31 de agosto de 2017

De saída: Brasil faz última patrulha em favela da capital do Haiti


Militares brasileiros patrulham pela última vez a favela d Cité Soleil, no Haiti
Pela última vez, militares brasileiros patrulham em Cité Soleil (Danilo Verpa/Folhaopress)
FABIANO MAISONNAVE
DANILO VERPA
ENVIADOS ESPECIAIS A PORTO PRÍNCIPE
A um dia de encerrar oficialmente sua participação de 13 anos na Minustah (Missão de Estabilização das Nações Unidas no Haiti), militares brasileiros realizaram nesta quarta-feira (30) a "última patrulha" no país caribenho.
Tratou-se de um tour para jornalistas pela simbólica favela Cité Soleil, de cerca de 150 mil habitantes, onde o Brasil manteve base por dez anos. Em junho, entregou o prédio à Polícia Nacional Haitiana e, desde então, faz apenas incursões esporádicas.
Nesta quinta, a maior missão militar no exterior desde a Guerra do Paraguai (1864-70) termina com uma cerimônia em que as principais presenças serão o ministro da Defesa, Raul Jungmann, e o senador Fernando Collor de Melo (PTC-AL). Apenas outro parlamentar, a deputada Bruna Furlan (PSDB-SP), virá. O comandante do Exército, general Eduardo Villas Bôas, não comparecerá. Não haverá nenhuma autoridade haitiana.
Apesar de Cité Soleil estar em período calmo, a Minustah a classifica como área de risco. Por isso, os repórteres, em jipes abertos, tiveram de usar coletes a prova de balas e os capacetes azuis.
Durante o percurso pelas ruas cheias de comércio e de lixo, os jornalistas puderam descer em dois momentos, quando interagiram com moradores dentro de um perímetro de segurança militar.
Com uma bandeira do Brasil no peito, um deles se aproximou identificando-se como "Fábio Jr.", apelido recebido após trabalhar como faxineiro no batalhão brasileiro.
Em português quase perfeito, Ravil Loubert, 22, disse que haverá problemas com o fim da missão. "Quando os brasileiros estavam aqui, eles me ajudavam com maçã e leite. Mas levantei agora e não passou nada na minha boca."
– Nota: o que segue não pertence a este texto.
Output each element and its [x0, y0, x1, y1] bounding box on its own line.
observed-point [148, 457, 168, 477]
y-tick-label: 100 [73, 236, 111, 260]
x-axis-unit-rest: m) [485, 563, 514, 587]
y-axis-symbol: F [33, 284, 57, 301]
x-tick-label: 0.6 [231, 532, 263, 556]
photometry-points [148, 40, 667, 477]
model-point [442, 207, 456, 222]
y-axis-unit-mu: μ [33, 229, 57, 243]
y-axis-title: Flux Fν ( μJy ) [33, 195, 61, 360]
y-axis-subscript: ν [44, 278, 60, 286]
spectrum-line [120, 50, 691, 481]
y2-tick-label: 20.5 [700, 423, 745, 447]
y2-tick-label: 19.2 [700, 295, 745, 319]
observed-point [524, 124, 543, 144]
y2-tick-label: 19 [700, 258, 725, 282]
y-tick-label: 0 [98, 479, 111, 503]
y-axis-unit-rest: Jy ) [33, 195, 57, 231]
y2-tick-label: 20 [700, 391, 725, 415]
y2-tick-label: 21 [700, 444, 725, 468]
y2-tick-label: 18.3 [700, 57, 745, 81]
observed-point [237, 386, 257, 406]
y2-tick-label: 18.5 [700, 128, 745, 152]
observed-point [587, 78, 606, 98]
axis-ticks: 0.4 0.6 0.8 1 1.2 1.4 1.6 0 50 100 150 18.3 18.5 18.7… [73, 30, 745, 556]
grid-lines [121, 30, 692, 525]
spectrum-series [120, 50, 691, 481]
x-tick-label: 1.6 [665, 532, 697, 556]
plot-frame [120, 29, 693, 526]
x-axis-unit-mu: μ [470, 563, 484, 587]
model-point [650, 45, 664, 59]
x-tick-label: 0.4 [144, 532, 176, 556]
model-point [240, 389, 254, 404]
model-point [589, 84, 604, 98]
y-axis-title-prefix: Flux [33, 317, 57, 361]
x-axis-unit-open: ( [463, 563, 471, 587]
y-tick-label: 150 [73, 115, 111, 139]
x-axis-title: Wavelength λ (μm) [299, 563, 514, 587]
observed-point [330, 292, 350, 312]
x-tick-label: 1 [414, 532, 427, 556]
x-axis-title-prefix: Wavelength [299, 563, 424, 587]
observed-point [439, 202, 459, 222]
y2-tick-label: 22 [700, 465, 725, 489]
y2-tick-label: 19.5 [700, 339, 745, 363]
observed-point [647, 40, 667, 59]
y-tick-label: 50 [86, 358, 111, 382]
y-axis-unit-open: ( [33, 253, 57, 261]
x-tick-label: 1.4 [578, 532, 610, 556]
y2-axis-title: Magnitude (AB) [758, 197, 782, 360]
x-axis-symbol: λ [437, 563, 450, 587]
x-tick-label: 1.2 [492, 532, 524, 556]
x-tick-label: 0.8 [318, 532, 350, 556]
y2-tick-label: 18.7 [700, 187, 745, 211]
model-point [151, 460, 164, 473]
Desempregado e com um filho, pretende se mudar para o Brasil em novembro —seu irmão vive em Salvador. "Tem muitos [de Cité Soleil] morando no Brasil."
Nas ruas, a passagem dos brasileiros atraía gestos simpatia, mas a maioria parecia indiferente aos veículos da ONU. Alguns se irritavam.
Houve também hostilidade. Em inglês, um haitiano gritou "vão se foder! Saiam do meu país!". Num cruzamento, um caminhão bateu deliberadamente na lateral de um jipe, sem dano maior.
Outro jipe tinha uma grande bandeira do Brasil pendurada na lateral. Na véspera, o comandante da Minustah, general Ajax Porto Pinheiro, criticara a mesma atitude por parte de militares paraguaios, porque, a seu ver, ela quebrava a unidade da missão.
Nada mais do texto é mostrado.